Happy 5th Anniversary to Lana Del Rey’s second studio album and major-label debut, Born to Die, originally released in the UK January 30, 2012 and in the US January 31, 2012.
“I heard that you like the bad girls honey, is that true?” – Lana Del Rey (“Video Games”)
Vocalist Lana Del Rey made her official major-label debut with Born to Die, merging the classic soul of Nancy Sinatra with Lykke Li’s off-kilter pop sensibilities. Talented producers like Jeff Bhasker (Bruno Mars’ “Locked Out of Heaven”), Emile Haynie (Kanye West’s “Runaway”), and Al Shux (Jay Z’s “Empire State of Mind”) produce sublime soundscapes juxtaposed with lyrics of broken hearts, fractured dreams, and people falling in and out of love. Commercially, Born to Die shipped 7 million units worldwide, yielded six singles (four of which reached the Billboard Top 10 charts internationally), and its music videos—epic short films that were thought-provoking, big-budget, and headline-grabbing—would’ve made Michael Jackson proud.
The opening four-song lineup is on par with the elite pop records of this decade, peering into the shadowy corners of relationships that most record labels wouldn’t allow their artists to explore. The title track details an unhealthy relationship that would leave a wicked smile on the faces of comic-book icons Harley Quinn and the Joker. “Off to the Races” ventures into co-dependency as Del Rey’s vocal delivery seems to draw inspiration from Erykah Badu’s 1997 debut Baduizm. The heaving desperation of “Blue Jeans” sweeps across a humid backdrop of surf-rock guitar and tumbling drums like a vaporwave. “I will love you ‘til the end of time / I would wait a million years,” she pleads. “Promise you’ll remember that you’re mine / Baby, can you see through the tears?”

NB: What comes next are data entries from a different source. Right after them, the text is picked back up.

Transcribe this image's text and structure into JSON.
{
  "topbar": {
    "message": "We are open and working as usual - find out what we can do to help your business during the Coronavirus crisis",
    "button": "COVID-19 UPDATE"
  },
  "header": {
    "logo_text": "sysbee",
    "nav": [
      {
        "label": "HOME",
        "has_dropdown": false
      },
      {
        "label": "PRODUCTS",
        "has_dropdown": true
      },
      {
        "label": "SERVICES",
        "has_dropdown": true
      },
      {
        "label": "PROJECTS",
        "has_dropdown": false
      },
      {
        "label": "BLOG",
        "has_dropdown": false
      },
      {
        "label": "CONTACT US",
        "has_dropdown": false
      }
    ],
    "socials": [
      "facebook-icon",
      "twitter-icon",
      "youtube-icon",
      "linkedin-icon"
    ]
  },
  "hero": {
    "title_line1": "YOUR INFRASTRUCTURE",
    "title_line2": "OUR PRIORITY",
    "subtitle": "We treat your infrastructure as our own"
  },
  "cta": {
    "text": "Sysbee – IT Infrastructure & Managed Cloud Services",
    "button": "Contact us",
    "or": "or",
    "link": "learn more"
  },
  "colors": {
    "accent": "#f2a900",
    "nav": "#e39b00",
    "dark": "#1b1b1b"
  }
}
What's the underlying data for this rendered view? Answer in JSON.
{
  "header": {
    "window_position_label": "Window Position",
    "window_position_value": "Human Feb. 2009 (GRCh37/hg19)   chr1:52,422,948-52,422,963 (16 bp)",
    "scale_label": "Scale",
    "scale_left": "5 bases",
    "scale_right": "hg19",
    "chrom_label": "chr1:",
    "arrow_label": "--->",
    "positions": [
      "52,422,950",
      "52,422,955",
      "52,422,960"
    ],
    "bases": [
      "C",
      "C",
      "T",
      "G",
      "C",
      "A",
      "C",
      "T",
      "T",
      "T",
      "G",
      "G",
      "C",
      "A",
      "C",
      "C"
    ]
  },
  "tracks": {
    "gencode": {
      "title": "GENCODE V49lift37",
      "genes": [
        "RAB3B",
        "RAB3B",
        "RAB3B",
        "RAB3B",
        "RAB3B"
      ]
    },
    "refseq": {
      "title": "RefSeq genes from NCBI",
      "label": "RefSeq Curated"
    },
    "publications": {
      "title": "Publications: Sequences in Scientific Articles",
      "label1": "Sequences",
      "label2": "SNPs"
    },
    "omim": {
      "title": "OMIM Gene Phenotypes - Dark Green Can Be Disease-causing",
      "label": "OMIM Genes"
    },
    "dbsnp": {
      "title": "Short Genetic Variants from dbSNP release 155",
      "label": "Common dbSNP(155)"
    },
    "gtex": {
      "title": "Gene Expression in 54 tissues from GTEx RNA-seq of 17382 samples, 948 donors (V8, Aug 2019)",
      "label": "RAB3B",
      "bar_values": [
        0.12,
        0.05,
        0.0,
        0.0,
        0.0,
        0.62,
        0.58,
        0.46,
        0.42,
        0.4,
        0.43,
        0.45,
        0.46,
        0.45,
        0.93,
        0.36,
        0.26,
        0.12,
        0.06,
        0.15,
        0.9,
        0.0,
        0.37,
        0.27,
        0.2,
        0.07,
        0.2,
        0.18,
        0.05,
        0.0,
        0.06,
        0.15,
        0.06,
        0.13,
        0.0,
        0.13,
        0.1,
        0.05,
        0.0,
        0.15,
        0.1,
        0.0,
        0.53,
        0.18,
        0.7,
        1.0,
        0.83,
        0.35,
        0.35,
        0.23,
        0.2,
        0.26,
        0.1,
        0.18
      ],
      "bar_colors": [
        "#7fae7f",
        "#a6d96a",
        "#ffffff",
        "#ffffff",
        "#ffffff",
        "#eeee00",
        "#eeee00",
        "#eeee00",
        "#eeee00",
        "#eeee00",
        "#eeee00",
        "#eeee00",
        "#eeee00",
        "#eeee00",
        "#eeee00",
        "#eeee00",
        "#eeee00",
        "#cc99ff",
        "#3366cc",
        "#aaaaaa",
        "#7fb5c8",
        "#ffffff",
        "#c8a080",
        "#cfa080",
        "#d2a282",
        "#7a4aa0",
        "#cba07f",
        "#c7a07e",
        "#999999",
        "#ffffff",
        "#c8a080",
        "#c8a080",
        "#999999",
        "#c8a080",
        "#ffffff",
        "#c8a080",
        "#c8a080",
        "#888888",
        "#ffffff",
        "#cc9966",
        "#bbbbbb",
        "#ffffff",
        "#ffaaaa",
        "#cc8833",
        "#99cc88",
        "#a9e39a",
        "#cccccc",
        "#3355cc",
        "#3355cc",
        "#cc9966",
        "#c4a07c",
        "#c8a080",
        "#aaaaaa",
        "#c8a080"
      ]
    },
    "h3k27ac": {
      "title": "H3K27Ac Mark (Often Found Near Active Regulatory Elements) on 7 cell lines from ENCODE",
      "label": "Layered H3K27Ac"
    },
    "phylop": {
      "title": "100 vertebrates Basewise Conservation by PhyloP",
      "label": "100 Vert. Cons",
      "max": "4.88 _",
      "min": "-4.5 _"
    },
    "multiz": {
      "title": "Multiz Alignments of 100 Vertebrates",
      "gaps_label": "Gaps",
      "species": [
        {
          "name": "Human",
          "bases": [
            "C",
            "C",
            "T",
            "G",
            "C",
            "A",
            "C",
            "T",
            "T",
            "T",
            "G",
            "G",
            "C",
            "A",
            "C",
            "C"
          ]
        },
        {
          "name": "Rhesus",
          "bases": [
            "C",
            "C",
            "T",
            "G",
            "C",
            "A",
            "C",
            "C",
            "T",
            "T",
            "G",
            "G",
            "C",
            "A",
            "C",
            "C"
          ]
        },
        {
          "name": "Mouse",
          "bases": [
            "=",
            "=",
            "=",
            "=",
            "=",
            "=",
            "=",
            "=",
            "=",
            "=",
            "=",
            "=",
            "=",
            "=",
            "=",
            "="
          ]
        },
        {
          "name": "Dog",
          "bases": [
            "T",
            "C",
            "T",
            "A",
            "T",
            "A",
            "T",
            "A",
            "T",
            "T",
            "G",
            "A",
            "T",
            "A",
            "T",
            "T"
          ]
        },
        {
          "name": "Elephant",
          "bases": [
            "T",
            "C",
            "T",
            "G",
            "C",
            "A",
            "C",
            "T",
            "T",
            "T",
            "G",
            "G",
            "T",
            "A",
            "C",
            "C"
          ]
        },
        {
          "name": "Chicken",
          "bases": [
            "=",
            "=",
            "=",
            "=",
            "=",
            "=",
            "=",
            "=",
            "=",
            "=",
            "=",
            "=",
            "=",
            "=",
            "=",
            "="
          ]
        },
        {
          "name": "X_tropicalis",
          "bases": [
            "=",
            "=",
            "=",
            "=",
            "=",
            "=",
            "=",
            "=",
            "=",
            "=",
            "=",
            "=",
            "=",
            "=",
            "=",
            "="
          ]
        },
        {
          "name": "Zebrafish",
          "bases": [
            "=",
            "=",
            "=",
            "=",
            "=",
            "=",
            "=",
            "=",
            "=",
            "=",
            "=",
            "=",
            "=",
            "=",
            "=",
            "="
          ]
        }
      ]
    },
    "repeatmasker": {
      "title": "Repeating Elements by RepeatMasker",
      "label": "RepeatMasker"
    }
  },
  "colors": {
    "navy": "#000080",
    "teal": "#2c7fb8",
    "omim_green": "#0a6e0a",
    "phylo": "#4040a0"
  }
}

Album centerpiece “Video Games” is the crowning jewel of the 12-song set complete with smoky vocals, cinematic strings reminiscent of Disney’s Fantasia, and delicate piano chords. Co-written by Justin Parker, Del Rey pulls lyrical inspiration from two of her past relationships. “‘Swinging in the backyard, pull up in your fast car, whistling my name.’ That was what happened, you know?,” Del Rey recalled to Dazed back in 2011. “He’d come home, and I’d see him. But then the chorus, ‘Heaven is a place on earth with you, tell me all the things you wanna do’ wasn’t like that. That was the way that I wished it was—the melody sounds so compelling and heavenly because I wanted it to be that way.”
Following the somber “Video Games” comes the slinky boom-bap of “Diet Mountain Dew.” The transition—both thematically and sonically—is a bit jarring, but it doesn’t feel out of place, and classic hip-hop fans will likely appreciate Lana for sampling the piano medley from Nas and Lauryn Hill’s 1996 hit single “If I Ruled the World (Imagine That).” The euphoric dream-pop of “Dark Paradise” and “Radio” confirm that she can hang with the likes of Ellie Goulding or London Grammar. On late-album highlight “Carmen,” we learn of a young woman battling with substance abuse (“’You don’t want to be like me / looking for fun, getting high for free’”) and prostitution (“Only seventeen, but she walks the streets so mean”). The Broadway-style orchestration and music-box piano melody give this cautionary tale an enchanting yet disturbing quality.
Unfortunately, Born to Die loses steam midway through the record. “National Anthem” re-uses the “take your body downtown” lyric from “Video Games” while “Summertime Sadness” recycles Lana’s red dress from “Off to the Races” and feels clingier than “Blue Jeans.” On “Million Dollar Man,” Del Rey sounds as if she’s sleepwalking which, sadly, detracts from what would have otherwise been an interesting track.
However, the saving grace is album closer “This Is What Makes Us Girls” with transfixing images of “table dancing at the local dive” and “Drinking cherry schnapps in the velvet night.” While attending a Connecticut boarding school—against her will—Del Rey would sneak out and experience the nightlife which would later birth the inspiration for this moody ballad.
It’s crystal-clear that Lana Del Rey is the mastermind behind this R-rated, retro-pop fantasy. Her voice strikes you like fine wine with a dash of high-class liquor, and her all-star cast of collaborators combine various influences—orchestral pop, electronic R&B, and alternative rock—into songs that function as cinematic dream capsules. Despite its flaws in several places, Born to Die paints a realistic portrait of addiction, sexual obsession, abnormality, and fear. In many ways, Lana Del Rey is an anomaly in today’s formulaic world of pop music, a young lady who’s runway gorgeous, fascinated with the Old Hollywood era, and confronting her personal demons rather than evading them.